Submitted by Jefferson Beavers. Available on Amazon Prime.

“The Edge of Seventeen” (2016)
Teenage angst, insecurity, and social awkwardness are familiar to anyone who survived their teen years. But nothing about “The Edge of Seventeen” feels like a rerun. In her debut feature film, director/writer Kelly Fremon Craig has woven together 102 minutes of a movie that never sags. Her 17-year-old heroine Nadine’s typically over-the-top emotional reactions to very real teenage drama seems to be her coping mechanism. One of her other coping mechanisms is dropping in on her history teacher at lunchtime and unloading her problems on him. Woody Harrelson is perfectly cast as the entirely unsympathetic and dry teacher who, somehow without trying, helps her. When Nadine’s best (and only) friend takes up with Nadine’s older brother, her world falls apart. Her attempts to find a way to fit in and a world to fit into are both painful and hilarious. The entire movie is a wonderful mixture of poignancy and pain and humor – engaging from beginning to end.

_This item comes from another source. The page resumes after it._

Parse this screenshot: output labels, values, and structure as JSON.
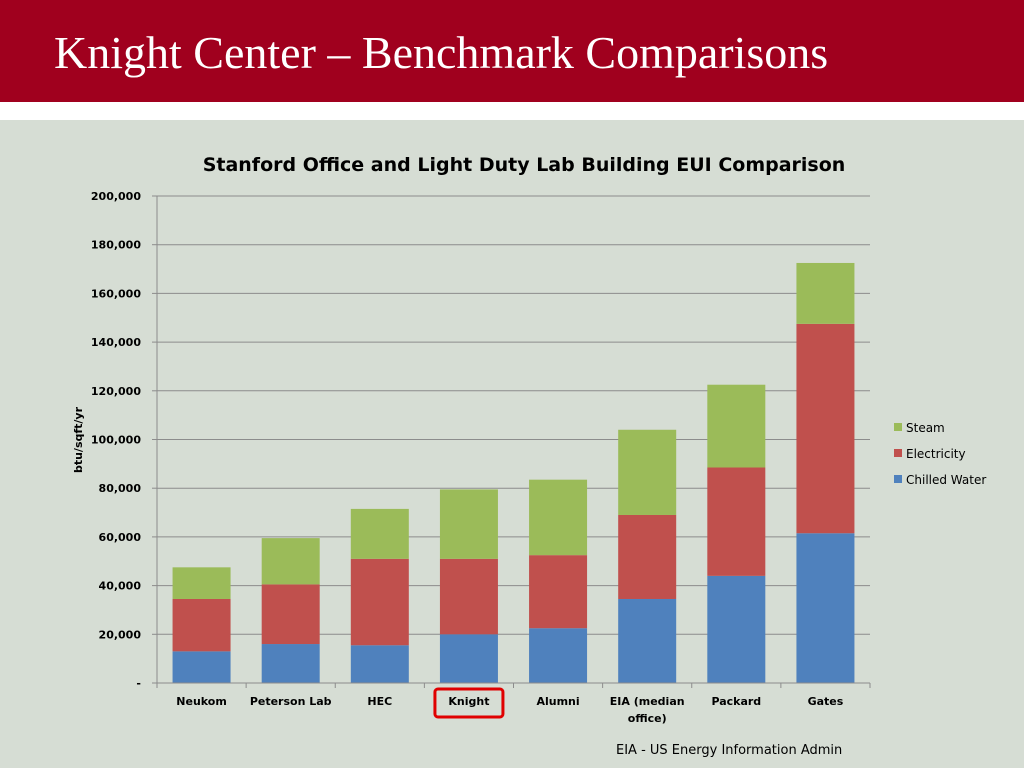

Submitted by Linda Knight. Available on Amazon and Netflix.

“Fire at Sea” (2016)
In “Fire at Sea,” Italian documentary filmmaker Gianfranco Rosi examines the European migrant crisis intimately and from afar, setting its narrative on a small island called Lampedusa. Lampedusa would otherwise be like any other small Mediterranean island except for its recent status as the entrance to Europe for hundreds of thousands of African and Middle Eastern refugees fleeing crisis and tragedy. The island is now synonymous with images of bodies pulled from the sea, wreckage of makeshift rafts strewn about, and cramped bodies burned by diesel fumes. When the migrants do make it to shore, it isn’t for very long. The island lacks the infrastructure to accommodate them so they pass through like phantoms, but the violence of their struggle lingers on in the memories and experiences of the locals. Instead of a lecture, Rosi focuses on the experiences of a close outside observer, a young local boy. Through the young boy, the audience learns the culture of the Lampedusan people and their experiences with the events that surround and shape them.
Submitted by Cassandra Ruby. Available on Amazon.